OBJECTIONS GROW TO KING’S AIRPORT

I’m pleased to see I’m not the only one who doubts the sense in building the Sikhuphe international airport.

I’ve written before how this folly of King Mswati III was unnecessary and how no objective assessment of the airport needs of Swaziland was undertaken before building went ahead.

I called it a vanity project of King Mswati, who is sub-Saharan Africa’s last absolute monarch.

Swaziland MPs haven’t been as critical as me but they have expressed doubts that Sikhuphe will bring in any money for the kingdom.

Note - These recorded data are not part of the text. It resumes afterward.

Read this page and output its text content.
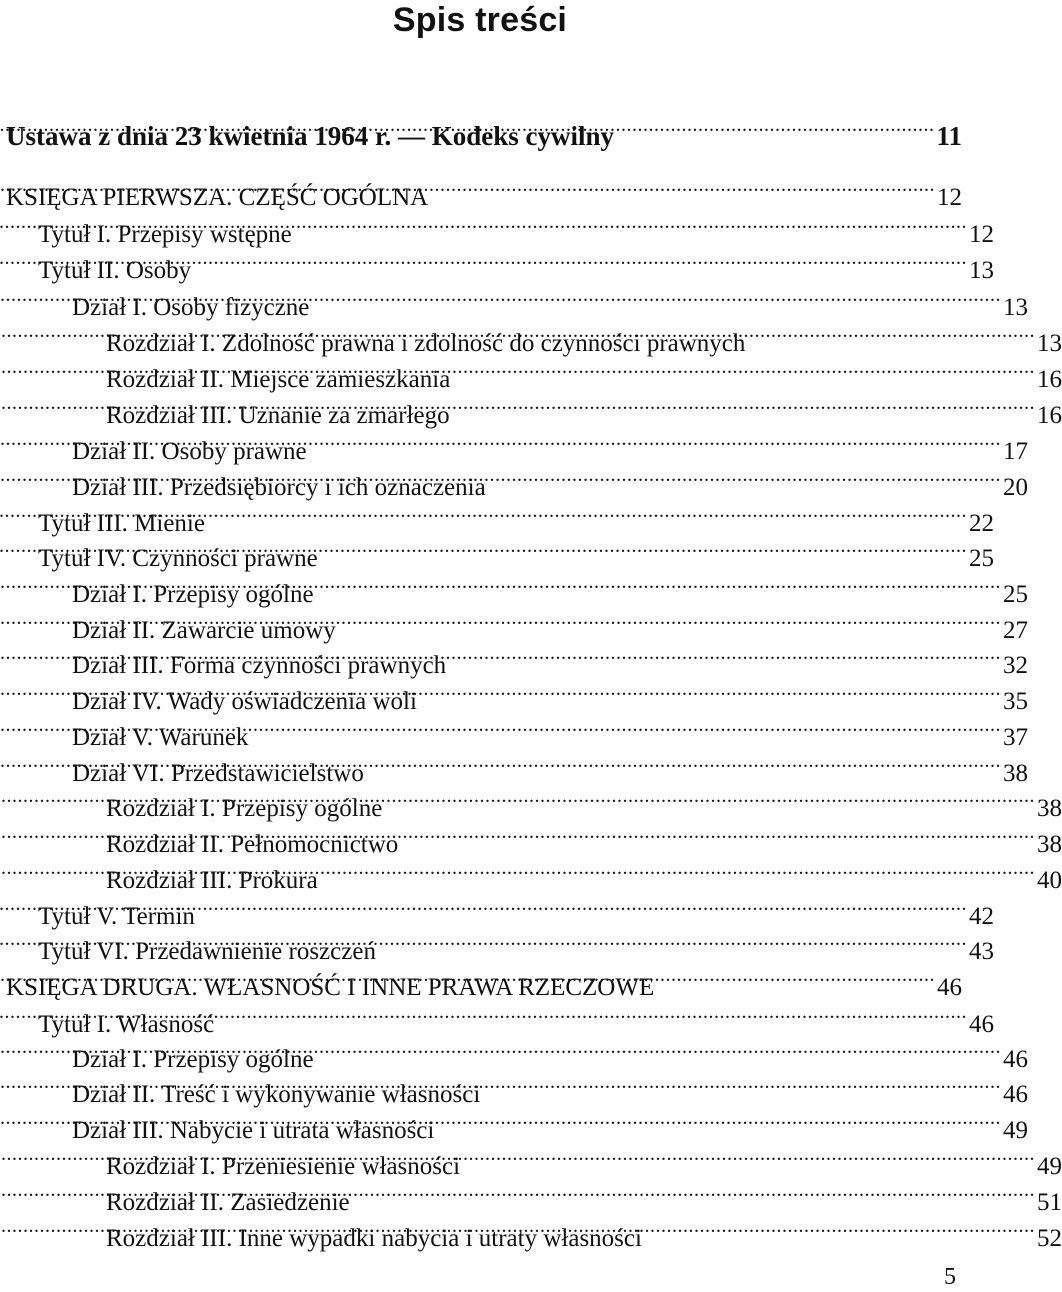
Spis treści
Ustawa z dnia 23 kwietnia 1964 r. — Kodeks cywilny .....	11
KSIĘGA PIERWSZA. CZĘŚĆ OGÓLNA .....	12
Tytuł I. Przepisy wstępne .....	12
Tytuł II. Osoby .....	13
Dział I. Osoby fizyczne .....	13
Rozdział I. Zdolność prawna i zdolność do czynności prawnych .....	13
Rozdział II. Miejsce zamieszkania .....	16
Rozdział III. Uznanie za zmarłego .....	16
Dział II. Osoby prawne .....	17
Dział III. Przedsiębiorcy i ich oznaczenia .....	20
Tytuł III. Mienie .....	22
Tytuł IV. Czynności prawne .....	25
Dział I. Przepisy ogólne .....	25
Dział II. Zawarcie umowy .....	27
Dział III. Forma czynności prawnych .....	32
Dział IV. Wady oświadczenia woli .....	35
Dział V. Warunek .....	37
Dział VI. Przedstawicielstwo .....	38
Rozdział I. Przepisy ogólne .....	38
Rozdział II. Pełnomocnictwo .....	38
Rozdział III. Prokura .....	40
Tytuł V. Termin .....	42
Tytuł VI. Przedawnienie roszczeń .....	43
KSIĘGA DRUGA. WŁASNOŚĆ I INNE PRAWA RZECZOWE .....	46
Tytuł I. Własność .....	46
Dział I. Przepisy ogólne .....	46
Dział II. Treść i wykonywanie własności .....	46
Dział III. Nabycie i utrata własności .....	49
Rozdział I. Przeniesienie własności .....	49
Rozdział II. Zasiedzenie .....	51
Rozdział III. Inne wypadki nabycia i utraty własności .....	52
5
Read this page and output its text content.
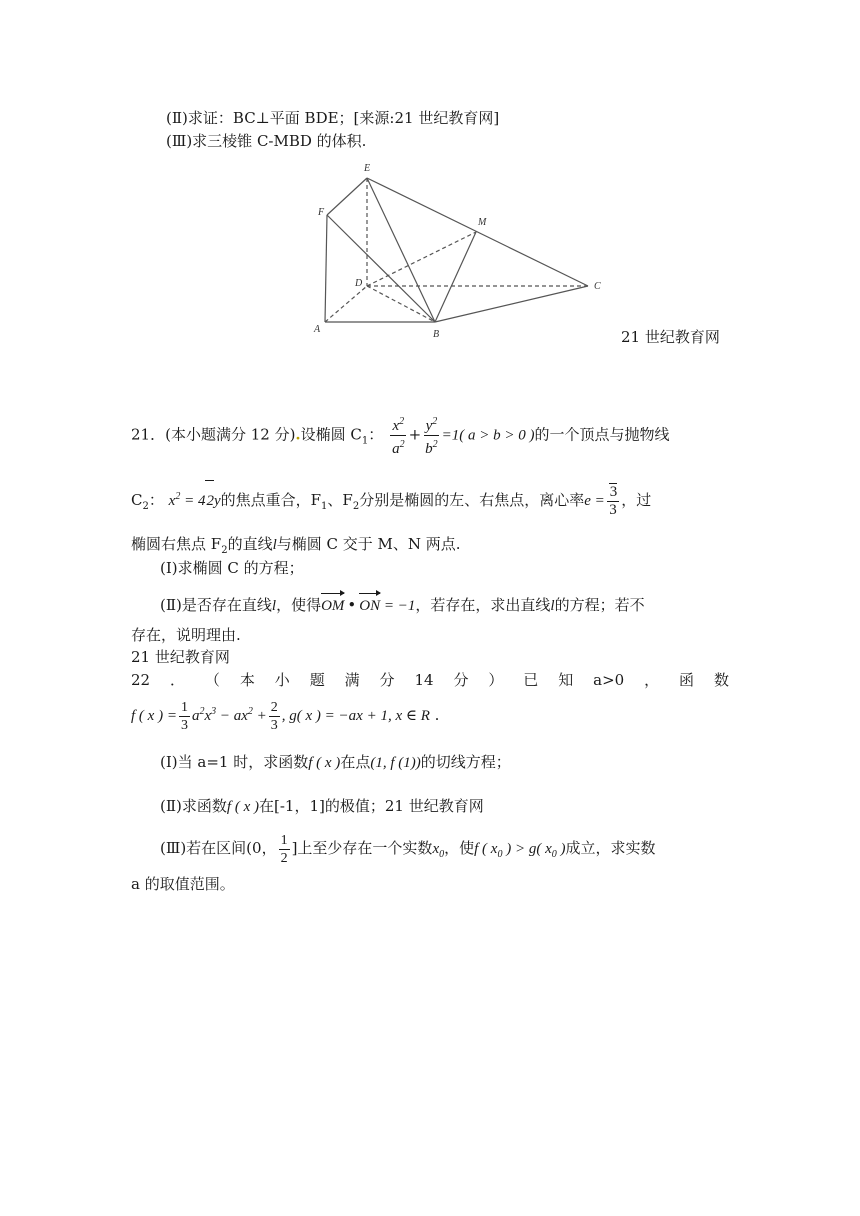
(Ⅱ)求证：BC⊥平面 BDE；[来源:21 世纪教育网]
(Ⅲ)求三棱锥 C-MBD 的体积.
E
F
M
D	C
A	B	21 世纪教育网
21．(本小题满分 12 分).设椭圆 $C_1$： $\frac{x^2}{a^2} + \frac{y^2}{b^2} =1$( a > b > 0 )的一个顶点与抛物线
$C_2$： $x^2 = 42y$的焦点重合，$F_1$、$F_2$分别是椭圆的左、右焦点，离心率$e = \frac{3}{3}$ ，过
椭圆右焦点 $F_2$的直线l与椭圆 C 交于 M、N 两点.
(I)求椭圆 C 的方程；
(Ⅱ)是否存在直线l，使得OM • ON = −1，若存在，求出直线l的方程；若不
存在，说明理由.
21 世纪教育网
22 ． （ 本 小 题 满 分 14 分 ） 已 知 a>0 ， 函 数
f ( x ) = $\frac{1}{3} a^2x^3 - ax^2 + \frac{2}{3}$ , g( x ) = −ax + 1, x ∈ R .
(I)当 a=1 时，求函数f ( x )在点(1, f (1))的切线方程；
(Ⅱ)求函数f ( x )在[-1，1]的极值；21 世纪教育网
(Ⅲ)若在区间(0， $\frac{1}{2}$ ]上至少存在一个实数$x_0$，使f ( $x_0$ ) > g( $x_0$ )成立，求实数
a 的取值范围。
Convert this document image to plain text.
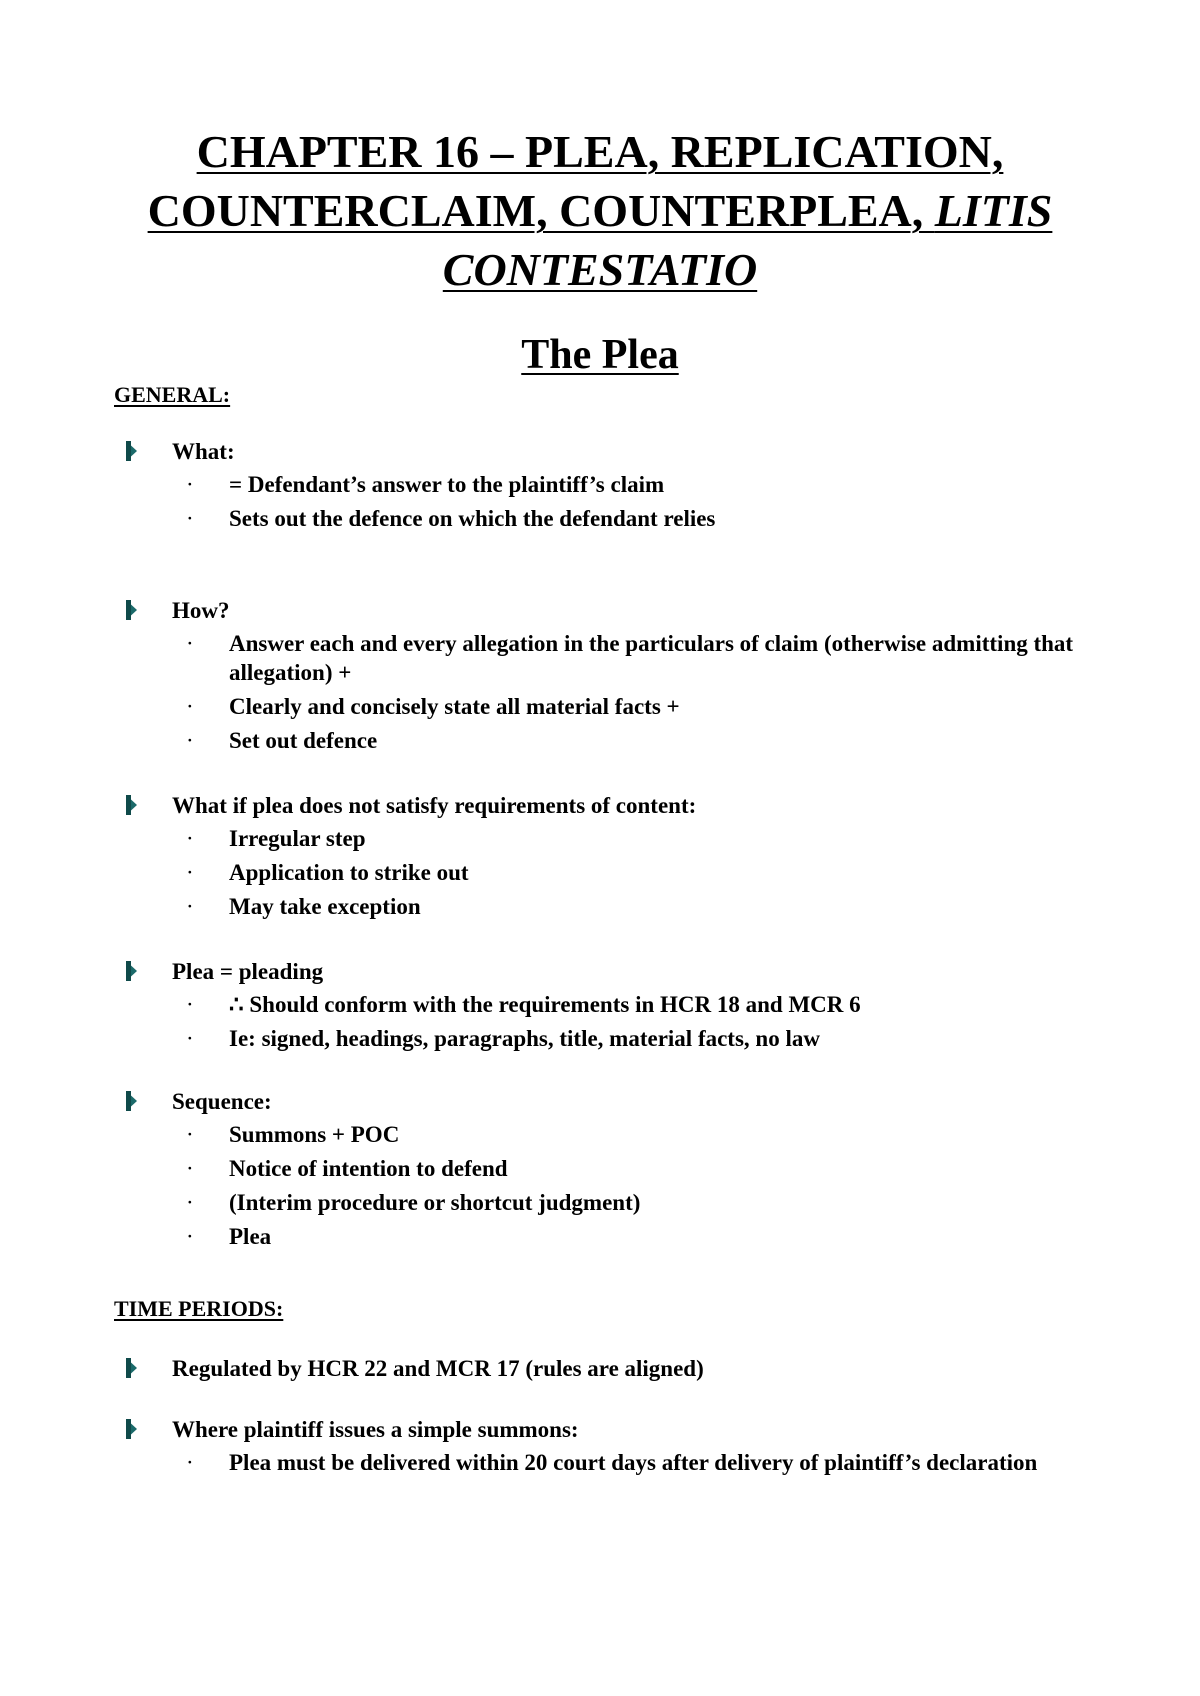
CHAPTER 16 – PLEA, REPLICATION,
COUNTERCLAIM, COUNTERPLEA, LITIS
CONTESTATIO
The Plea
GENERAL:
What:
· = Defendant’s answer to the plaintiff’s claim
· Sets out the defence on which the defendant relies
How?
· Answer each and every allegation in the particulars of claim (otherwise admitting that allegation) +
· Clearly and concisely state all material facts +
· Set out defence
What if plea does not satisfy requirements of content:
· Irregular step
· Application to strike out
· May take exception
Plea = pleading
· ∴ Should conform with the requirements in HCR 18 and MCR 6
· Ie: signed, headings, paragraphs, title, material facts, no law
Sequence:
· Summons + POC
· Notice of intention to defend
· (Interim procedure or shortcut judgment)
· Plea
TIME PERIODS:
Regulated by HCR 22 and MCR 17 (rules are aligned)
Where plaintiff issues a simple summons:
· Plea must be delivered within 20 court days after delivery of plaintiff’s declaration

MPs put Director of Civil Aviation Douglas Litchfield on the spot at a meeting last month (September 2009).

Even the Swazi Observer, the newspaper in effect owned by King Mswati, is beginning to have its doubts. It reported that MP Nicodemus ‘Ace’ Mashwama asked Litchfield to provide the evidence the Swaziland Government had that major airlines would use the airport once it opened.

‘What are the tangible indicators that there is a market for Sikhuphe?’ he asked.

Litchfield said some airlines such as Singapore had told him they might fly into the airport.

I’m not quite sure what this means. Did some airline executive say over a bottle of beer that the airline might be interested, or is there some formal trade agreement somewhere?

It’s difficult to see why airlines would fly into Sikhuphe as there are already plenty of major airports in nearby South Africa for them to use. There’s no evidence that more people would come to Swaziland if the new airport were to open.

Sikhuphe is stuck in the middle of nowhere with (at present) no road access. The present Matsapha airport has good road links to Swaziland’s two main cities, Mbabane and Manzini, but it can’t attract much air traffic.

As I reported in August 2009, Sikhuphe will cost E1.5 billion (200 million US dollars) to complete. That works out at about E1,500 for each man, woman and child in Swaziland. When you consider 70 per cent of Swazis earn less than E8 a day that’s a big sacrifice for King Mswati to ask of his subjects for his own vanity.